All we heard were the usual empty phrases about government, labour and business coming together to promote ‘inclusive growth’, and ‘a new growth and transformation model that is anchored on a common vision for the economy and its society’.
The grim statistics he had just given proved that on the contrary. South Africans, especially the poorest, can expect a future of nothing but more job losses, widening and deepening poverty, greater inequality and austerity cuts in public spending.
As SAFTU said in its expectation statement, budget cuts and the diversion of funds to bail out failed state companies will leave even less money to spend on improving vital services in education, health-care, sanitation, security and public transport, and the appalling levels of service in a country where the rich minority elite enjoy world-class service provision while the black majority suffer squalor, incompetence and contempt by a system which has left them behind.
Particularly alarming for workers and the poor was a significant shift to more privatization. Both Telkom and SAA are now on a slippery slope towards becoming privately owned, with an undisclosed number of government shares in Telkom to be sold off and a ‘strategic equity partner’ to be sought for SAA, which in plain language means selling the South African flag carrier to a foreign-owned airline.
How long before the same logic is applied to Eskom, Transnet and all our other state enterprises which have such a key role to play in growing the economy and providing jobs? The private business sector will be licking their lips at the prospect of getting their teeth into these juicy public assets.
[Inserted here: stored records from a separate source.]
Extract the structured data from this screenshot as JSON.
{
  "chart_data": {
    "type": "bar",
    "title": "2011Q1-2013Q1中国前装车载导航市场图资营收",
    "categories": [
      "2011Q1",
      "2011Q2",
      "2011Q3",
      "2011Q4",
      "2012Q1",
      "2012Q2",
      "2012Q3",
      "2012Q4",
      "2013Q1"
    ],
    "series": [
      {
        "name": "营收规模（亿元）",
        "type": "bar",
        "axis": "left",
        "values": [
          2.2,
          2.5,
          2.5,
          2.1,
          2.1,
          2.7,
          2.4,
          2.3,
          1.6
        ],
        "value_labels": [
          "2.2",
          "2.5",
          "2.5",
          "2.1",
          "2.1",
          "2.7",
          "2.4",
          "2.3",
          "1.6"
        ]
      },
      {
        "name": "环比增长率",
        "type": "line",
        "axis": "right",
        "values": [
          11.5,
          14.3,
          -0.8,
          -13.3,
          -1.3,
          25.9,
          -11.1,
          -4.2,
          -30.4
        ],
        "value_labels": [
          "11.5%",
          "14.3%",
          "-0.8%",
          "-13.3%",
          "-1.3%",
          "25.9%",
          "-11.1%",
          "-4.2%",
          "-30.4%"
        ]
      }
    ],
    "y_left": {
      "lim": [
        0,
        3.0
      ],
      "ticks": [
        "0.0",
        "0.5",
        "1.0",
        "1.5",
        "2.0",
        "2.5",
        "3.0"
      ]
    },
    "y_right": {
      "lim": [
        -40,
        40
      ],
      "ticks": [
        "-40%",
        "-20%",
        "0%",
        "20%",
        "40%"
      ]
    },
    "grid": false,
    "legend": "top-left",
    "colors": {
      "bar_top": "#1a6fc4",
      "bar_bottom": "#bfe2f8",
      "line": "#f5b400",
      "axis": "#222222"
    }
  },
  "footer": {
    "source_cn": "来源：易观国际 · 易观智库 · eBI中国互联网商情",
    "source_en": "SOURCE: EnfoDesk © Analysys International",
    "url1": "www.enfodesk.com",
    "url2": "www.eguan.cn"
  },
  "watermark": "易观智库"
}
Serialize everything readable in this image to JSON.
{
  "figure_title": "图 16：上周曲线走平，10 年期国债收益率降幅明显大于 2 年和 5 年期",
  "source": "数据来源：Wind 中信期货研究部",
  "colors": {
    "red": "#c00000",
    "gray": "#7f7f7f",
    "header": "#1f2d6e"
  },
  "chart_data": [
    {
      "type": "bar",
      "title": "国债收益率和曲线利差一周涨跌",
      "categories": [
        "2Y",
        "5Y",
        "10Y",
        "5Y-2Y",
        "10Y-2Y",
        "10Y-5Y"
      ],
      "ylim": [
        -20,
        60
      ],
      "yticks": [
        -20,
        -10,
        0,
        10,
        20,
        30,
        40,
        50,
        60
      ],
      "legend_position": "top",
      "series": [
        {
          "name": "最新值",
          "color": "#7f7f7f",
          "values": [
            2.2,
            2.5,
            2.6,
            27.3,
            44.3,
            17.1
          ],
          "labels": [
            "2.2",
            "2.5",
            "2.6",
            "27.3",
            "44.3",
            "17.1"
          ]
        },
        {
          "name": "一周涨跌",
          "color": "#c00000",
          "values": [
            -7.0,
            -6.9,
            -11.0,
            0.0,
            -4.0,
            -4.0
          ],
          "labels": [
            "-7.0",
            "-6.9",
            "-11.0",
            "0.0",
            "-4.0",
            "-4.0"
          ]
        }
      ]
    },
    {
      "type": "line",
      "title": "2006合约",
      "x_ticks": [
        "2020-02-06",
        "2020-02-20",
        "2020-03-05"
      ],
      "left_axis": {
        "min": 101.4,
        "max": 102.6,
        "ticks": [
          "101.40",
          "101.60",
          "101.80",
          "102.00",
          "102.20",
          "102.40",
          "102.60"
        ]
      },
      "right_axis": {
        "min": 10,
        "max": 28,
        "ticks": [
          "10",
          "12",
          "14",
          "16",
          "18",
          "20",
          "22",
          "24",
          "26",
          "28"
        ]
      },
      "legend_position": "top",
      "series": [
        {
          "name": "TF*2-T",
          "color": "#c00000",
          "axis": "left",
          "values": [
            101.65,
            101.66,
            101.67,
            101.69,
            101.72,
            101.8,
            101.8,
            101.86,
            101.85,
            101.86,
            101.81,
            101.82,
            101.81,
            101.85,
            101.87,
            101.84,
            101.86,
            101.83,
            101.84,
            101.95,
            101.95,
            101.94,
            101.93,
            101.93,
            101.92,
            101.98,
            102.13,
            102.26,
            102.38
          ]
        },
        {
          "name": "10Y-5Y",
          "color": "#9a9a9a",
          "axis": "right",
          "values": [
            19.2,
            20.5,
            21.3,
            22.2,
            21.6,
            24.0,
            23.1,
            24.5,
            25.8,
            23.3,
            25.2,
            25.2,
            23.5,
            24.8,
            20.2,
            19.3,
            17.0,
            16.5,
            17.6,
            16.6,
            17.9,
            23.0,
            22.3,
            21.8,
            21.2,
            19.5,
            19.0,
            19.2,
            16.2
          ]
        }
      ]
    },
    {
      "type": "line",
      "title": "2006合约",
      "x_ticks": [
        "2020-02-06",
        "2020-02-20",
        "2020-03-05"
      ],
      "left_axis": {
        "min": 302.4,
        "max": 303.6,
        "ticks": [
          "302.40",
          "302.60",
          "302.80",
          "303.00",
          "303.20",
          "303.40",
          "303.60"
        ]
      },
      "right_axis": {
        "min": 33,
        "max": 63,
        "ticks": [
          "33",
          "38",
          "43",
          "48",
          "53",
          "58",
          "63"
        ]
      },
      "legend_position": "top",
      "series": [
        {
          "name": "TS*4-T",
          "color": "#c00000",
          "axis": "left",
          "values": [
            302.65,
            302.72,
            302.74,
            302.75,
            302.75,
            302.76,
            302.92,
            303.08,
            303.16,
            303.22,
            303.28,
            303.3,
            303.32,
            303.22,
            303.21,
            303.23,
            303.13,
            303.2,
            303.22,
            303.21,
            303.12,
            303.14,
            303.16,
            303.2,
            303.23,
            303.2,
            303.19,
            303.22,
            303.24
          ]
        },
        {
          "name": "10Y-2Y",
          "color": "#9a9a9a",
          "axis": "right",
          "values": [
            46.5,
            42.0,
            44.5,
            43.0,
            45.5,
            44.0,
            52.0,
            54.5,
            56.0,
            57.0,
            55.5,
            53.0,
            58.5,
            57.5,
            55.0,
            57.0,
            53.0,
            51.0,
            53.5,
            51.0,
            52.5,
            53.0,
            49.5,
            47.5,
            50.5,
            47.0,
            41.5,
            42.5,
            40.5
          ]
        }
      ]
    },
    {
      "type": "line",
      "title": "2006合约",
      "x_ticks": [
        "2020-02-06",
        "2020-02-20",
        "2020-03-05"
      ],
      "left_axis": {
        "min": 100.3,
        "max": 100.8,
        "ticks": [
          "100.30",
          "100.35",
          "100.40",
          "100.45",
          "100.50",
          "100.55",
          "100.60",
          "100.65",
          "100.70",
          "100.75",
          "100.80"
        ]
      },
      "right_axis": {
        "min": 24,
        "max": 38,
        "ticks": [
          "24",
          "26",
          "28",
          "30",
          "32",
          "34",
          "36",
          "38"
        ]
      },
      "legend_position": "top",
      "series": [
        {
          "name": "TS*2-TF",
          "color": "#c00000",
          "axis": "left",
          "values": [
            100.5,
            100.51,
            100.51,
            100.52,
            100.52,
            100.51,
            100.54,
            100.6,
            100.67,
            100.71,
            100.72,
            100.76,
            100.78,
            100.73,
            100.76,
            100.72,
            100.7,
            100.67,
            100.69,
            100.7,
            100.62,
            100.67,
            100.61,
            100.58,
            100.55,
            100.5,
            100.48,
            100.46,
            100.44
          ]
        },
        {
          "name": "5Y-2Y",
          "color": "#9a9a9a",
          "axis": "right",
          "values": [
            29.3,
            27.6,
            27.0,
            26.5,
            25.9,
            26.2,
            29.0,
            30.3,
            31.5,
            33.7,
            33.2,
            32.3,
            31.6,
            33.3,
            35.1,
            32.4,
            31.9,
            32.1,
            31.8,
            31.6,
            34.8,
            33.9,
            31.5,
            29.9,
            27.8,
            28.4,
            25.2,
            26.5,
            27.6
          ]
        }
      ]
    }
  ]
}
By far the worst aspect of the budget speech however was its casual references to stopping the huge problem of corruption and the mismanagement of state-owned companies. He said almost in passing that we “all are united in condemning corruption in the public and private sector and are calling for renewed efforts to combat it”.
The minister sounded as though this was just one of many little problems he faces, when in fact it is having a massive impact on the crisis facing both the government’s revenue flow and the future of the economy as a whole, causing already a loss of at least R700 billion to the economy.
Even more crucially it is a massive problem in which he personally and many of his government colleagues are deeply implicated. He even had the nerve to suggest that one of the reasons for a drop in tax revenue included “public concern about government corruption”, as though the public do not have every right to object to the money they pay in taxes being looted by Gigaba, Zuma, the Guptas and all their cronies in both the public and private sectors.
The minister’s arrogance and contempt for the people ought to have brought millions out on the streets in protest. We urgently need to highlight the appalling danger we now face, with a government riddled with corrupt ministers and state officials and law-enforcement agencies who fail to take any action to bring them to justice.
This speech displayed a breath-taking detachment from the real problem out here in the real world. It is as though Gigaba is living in a bubble in which the whole issue of state-capture, corruption and theft are excluded. For the rest of us it is all too real.
That is why SAFTU is determined to mobilise its members in the coming months, starting in November, to protest at the theft of the country’s wealth by corrupt politicians, greedy capitalists and a criminal network of racketeers. We shall hit the streets to demand genuine policies of radical transformation which have to start with the implementation of the Freedom Charter’s call that the country’s wealth must belong to the people of South Africa.